The speed of the first billiard ball is\({v_{\rm{A}}} = 2\;{\rm{m/s}}\).

The speed of the second billiard ball is\({v_{\rm{B}}} = - 3.60\;{\rm{m/s}}\).

Consider the movement of ball A is in the positive direction, and the movement of ball B is in the negative direction.

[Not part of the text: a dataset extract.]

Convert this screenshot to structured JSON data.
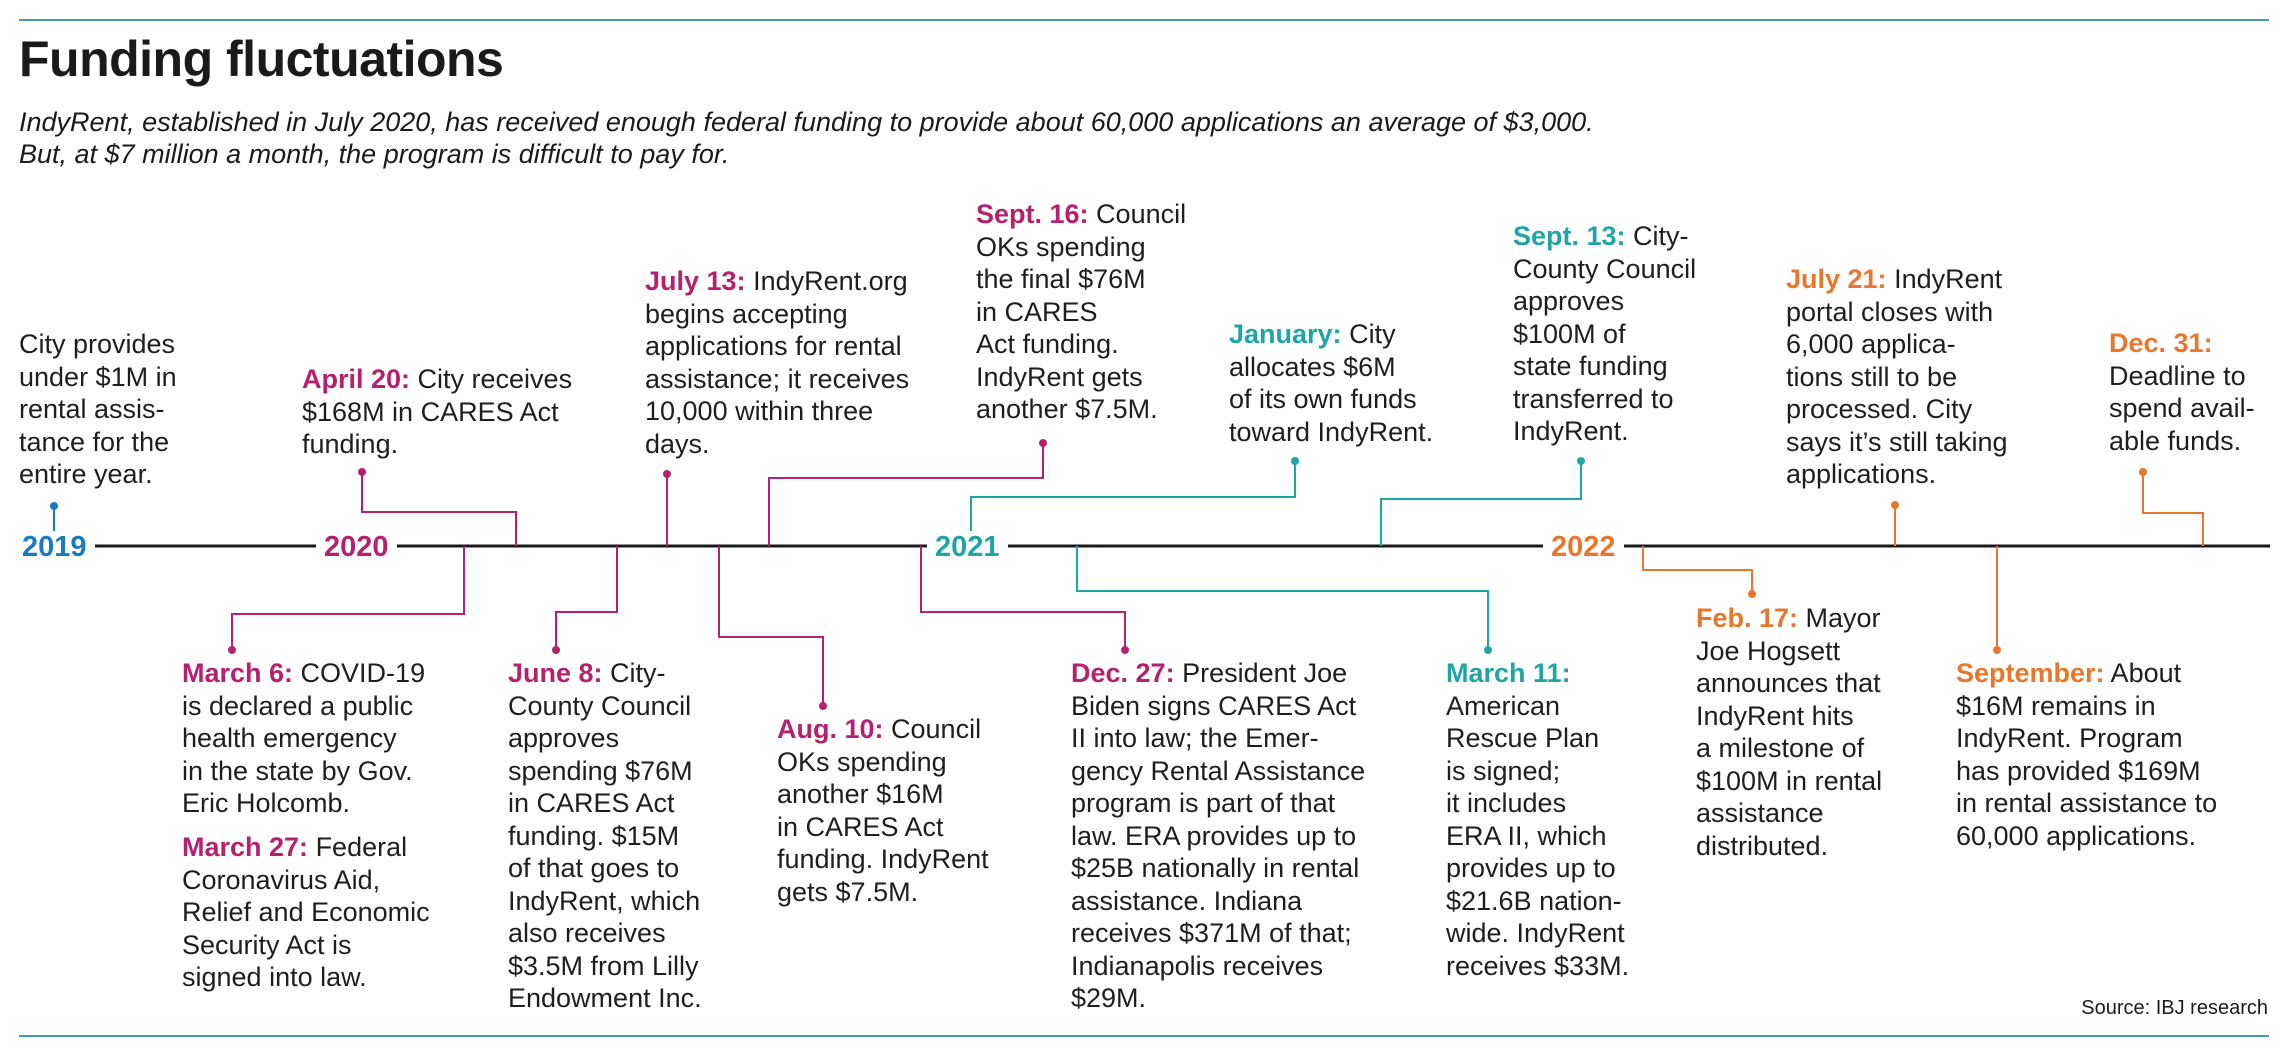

Obtain a relationship for velocity to find the final velocity after the collision.

The relation for relative velocity is

\(\begin{array}{c}{v_{\rm{A}}} - {v_{\rm{B}}} = - \left( {{{v'}_{\rm{A}}} - {{v'}_{\rm{B}}}} \right)\\2\;{\rm{m/s}} + 3.60\;{\rm{m/s}} = - \left( {{{v'}_{\rm{A}}} - {{v'}_{\rm{B}}}} \right)\\{{v'}_{\rm{B}}} = \left( {5.60\;{\rm{m/s}} + {{v'}_{\rm{A}}}} \right).\end{array}\)… (i)

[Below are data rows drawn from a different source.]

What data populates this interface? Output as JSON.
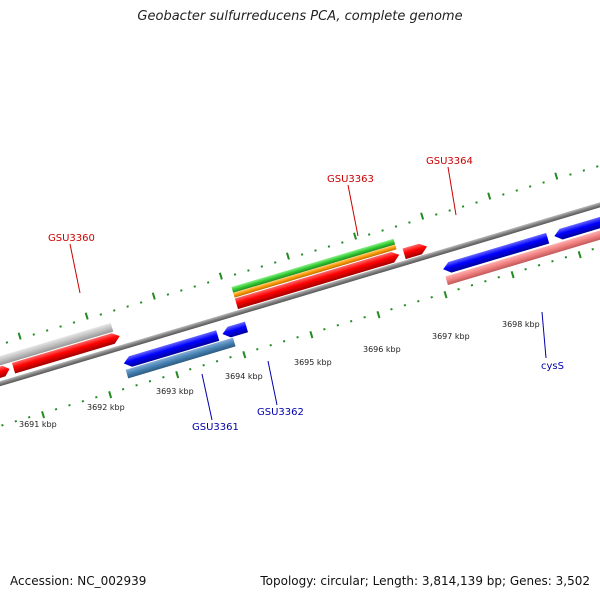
{
  "title": "Geobacter sulfurreducens PCA, complete genome",
  "footer": {
    "accession": "Accession: NC_002939",
    "stats": "Topology: circular; Length: 3,814,139 bp; Genes: 3,502"
  },
  "ticks": [
    "3691 kbp",
    "3692 kbp",
    "3693 kbp",
    "3694 kbp",
    "3695 kbp",
    "3696 kbp",
    "3697 kbp",
    "3698 kbp"
  ],
  "gene_labels": {
    "forward": [
      "GSU3360",
      "GSU3363",
      "GSU3364"
    ],
    "reverse": [
      "GSU3361",
      "GSU3362",
      "cysS"
    ]
  },
  "colors": {
    "forward_cds": "#ff0000",
    "reverse_cds": "#0000ff",
    "forward_label": "#cc0000",
    "reverse_label": "#0000aa",
    "pseudo_gene": "#c0c0c0",
    "reverse_feature_a": "#4682b4",
    "reverse_feature_b": "#f08080",
    "feature_green": "#33cc33",
    "feature_orange": "#ff9900",
    "backbone": "#808080",
    "tick": "#228b22"
  }
}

Here, \({v'_{\rm{A}}}\) is the final velocity of ball A, and \({v'_{\rm{B}}}\) is the final velocity of ball B.

The relation from the momentum equation is

\(\begin{array}{c}m{v_{\rm{A}}} + m{v_{\rm{B}}} = m{{v'}_{\rm{A}}} + m{{v'}_{\rm{B}}}\\{v_{\rm{A}}} + {v_{\rm{B}}} = {{v'}_{\rm{A}}} + {{v'}_{\rm{B}}}.\end{array}\)

Here, m is the mass of the ball.

Substitute the values from equation (i) in the above equation.

\(\begin{array}{c}2\;{\rm{m/s}} + - 3.60\;{\rm{m/s}} = {{v'}_{\rm{A}}} + \left( {5.60\;{\rm{m/s}} + {{v'}_{\rm{A}}}} \right)\\2{{v'}_{\rm{A}}} = - 7.2\;{\rm{m/s}}\\{{v'}_{\rm{A}}} = - 3.6\;{\rm{m/s}}\end{array}\)

Substitute the value of speed in equation (i).

\(\begin{array}{l}{{v'}_{\rm{B}}} = \left( {5.60\;{\rm{m/s}} - 3.6\;{\rm{m/s}}} \right)\\{{v'}_{\rm{B}}} = 2\;{\rm{m/s}}\end{array}\)

Thus, \({v'_{\rm{A}}} = - 3.6\;{\rm{m/s}}\) is the final speed of the first billiard ball whose final direction is opposite to its initial direction, and \({v'_{\rm{B}}} = 2\;{\rm{m/s}}\) is the final speed of the second billiard ball whose final direction is also opposite to its initial direction.